Journalism broads

Jill Abramson reviews a new collection of journalism by women.

Published January 9, 2006 3:22PM (EST)

The New York Times Book Review on Sunday included a review by Times managing editor Jill Abramson of "Journalistas: 100 Years of the Best Writing and Reporting by Women Journalists." In it, Abramson admits to being wary of the volume. "I hated the title and still do," she writes. "It sounds silly and is redolent of all sorts of dopey words for female journalists, including one of my least favorites, editrix." Abramson, not a fan of anthologies, was also leery about grouping women's writings together: "Would this 'greatest of' collection, limited to women, match up when read against the work of such lions as Joseph Mitchell or A.J. Liebling? ... I have never been fully persuaded that women do really speak and write in an entirely different voice from men, so the idea of segregating them in a book did not thrill me."

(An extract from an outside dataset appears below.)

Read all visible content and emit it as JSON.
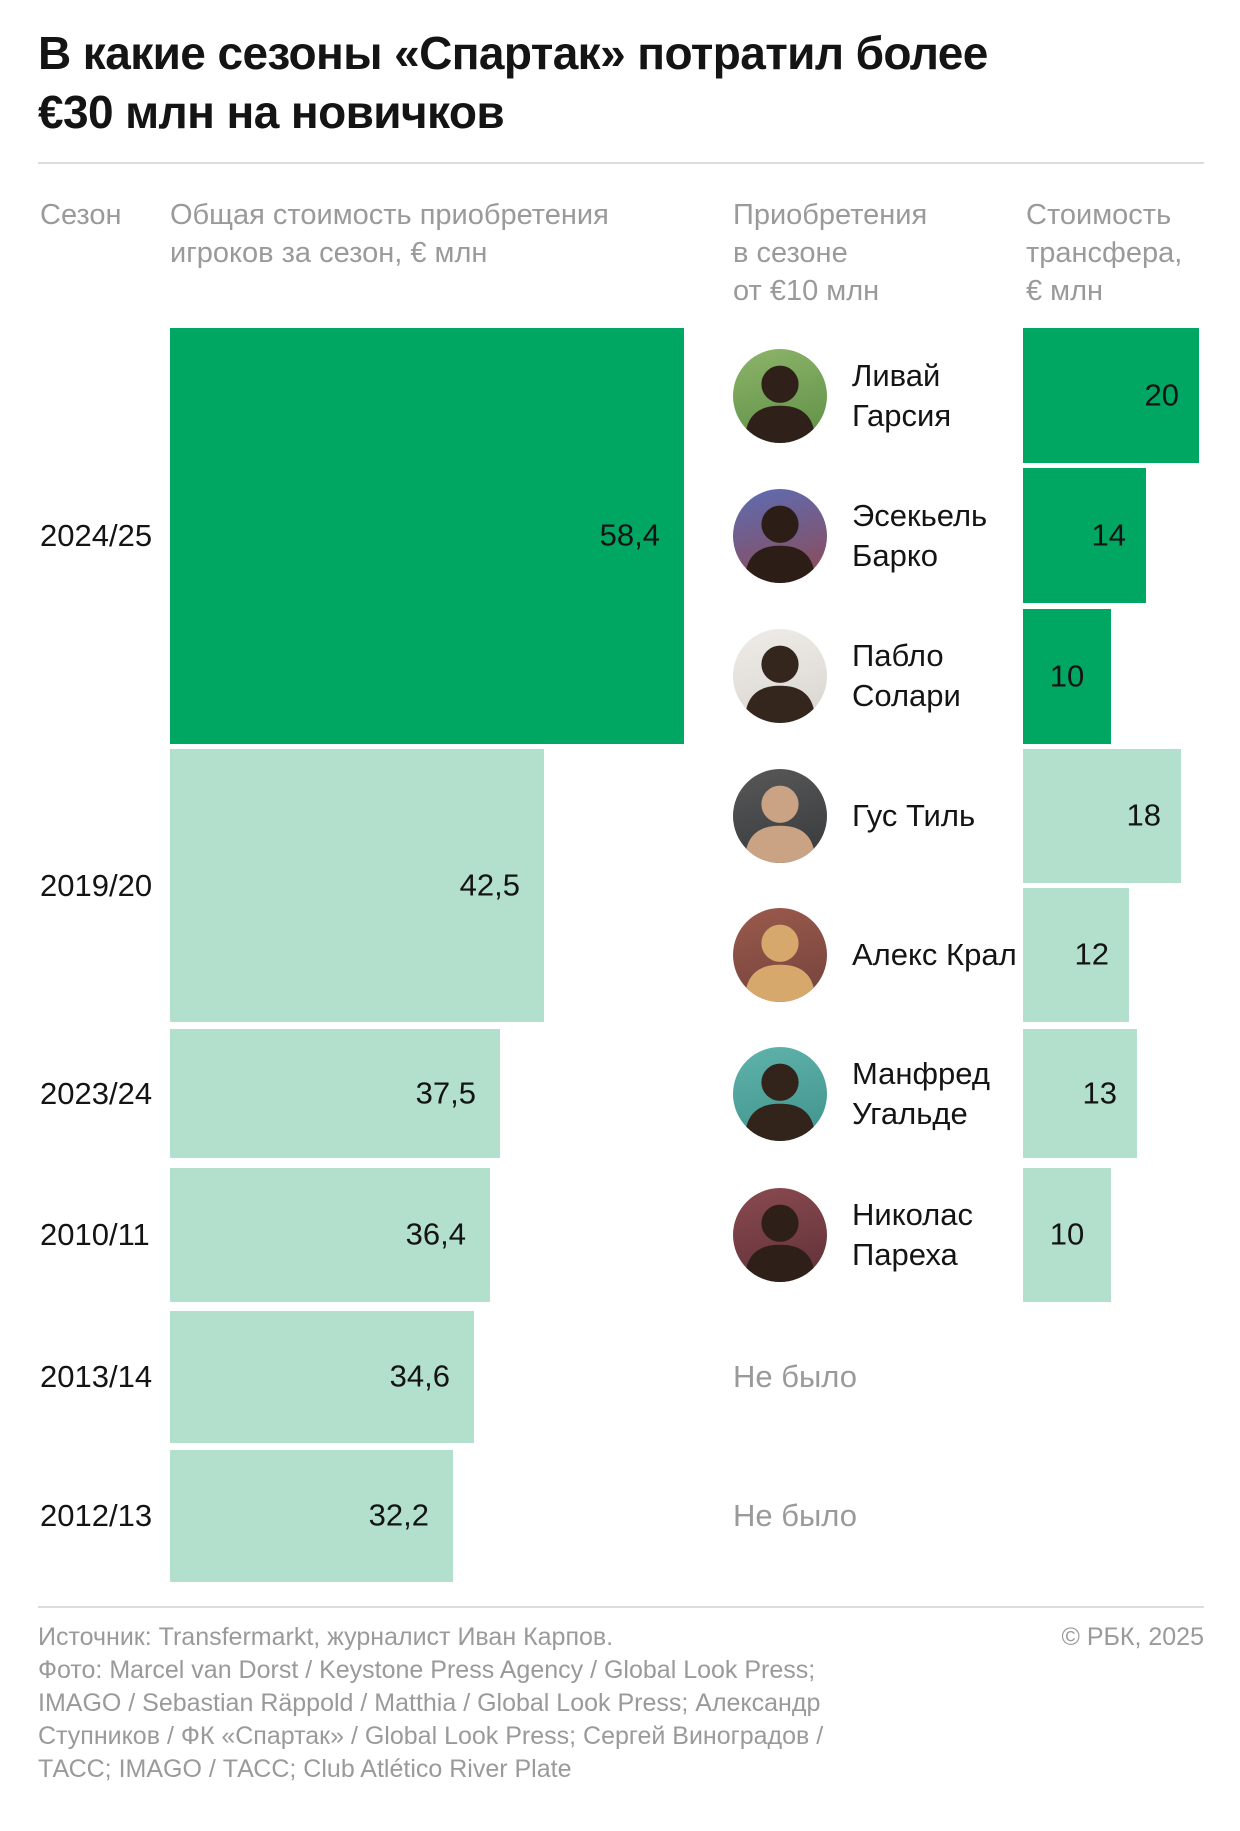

And yet, the collection, which includes work by Nellie Bly, Emma Goldman, Barbara Ehrenreich, Joan Didion, Susan Sontag, Mary MaCarthy, Rebecca West, Pauline Kael and Zelda Fitzgerald, seems to have blown Abramson away. Among the pieces she singles out are Martha Gellhorn's "utterly chilling account of Dachau in the earliest days of the liberation in 1945," a 1930s Vogue piece by Maddy Vegtel about becoming a mother for the first time at 40, and a 1996 profile of the Clinton marriage by Erica Jong for the Nation that "should be required reading for anyone evaluating whether Hillary is presidential timber."

Citing Carol Gilligan's assertion about a female ability to recognize intricacy, Abramson writes that "most of the writers in 'Journalistas' do have a special eye for intricacies, but they are also full of brave judgments and passion for political life in all its dimensions."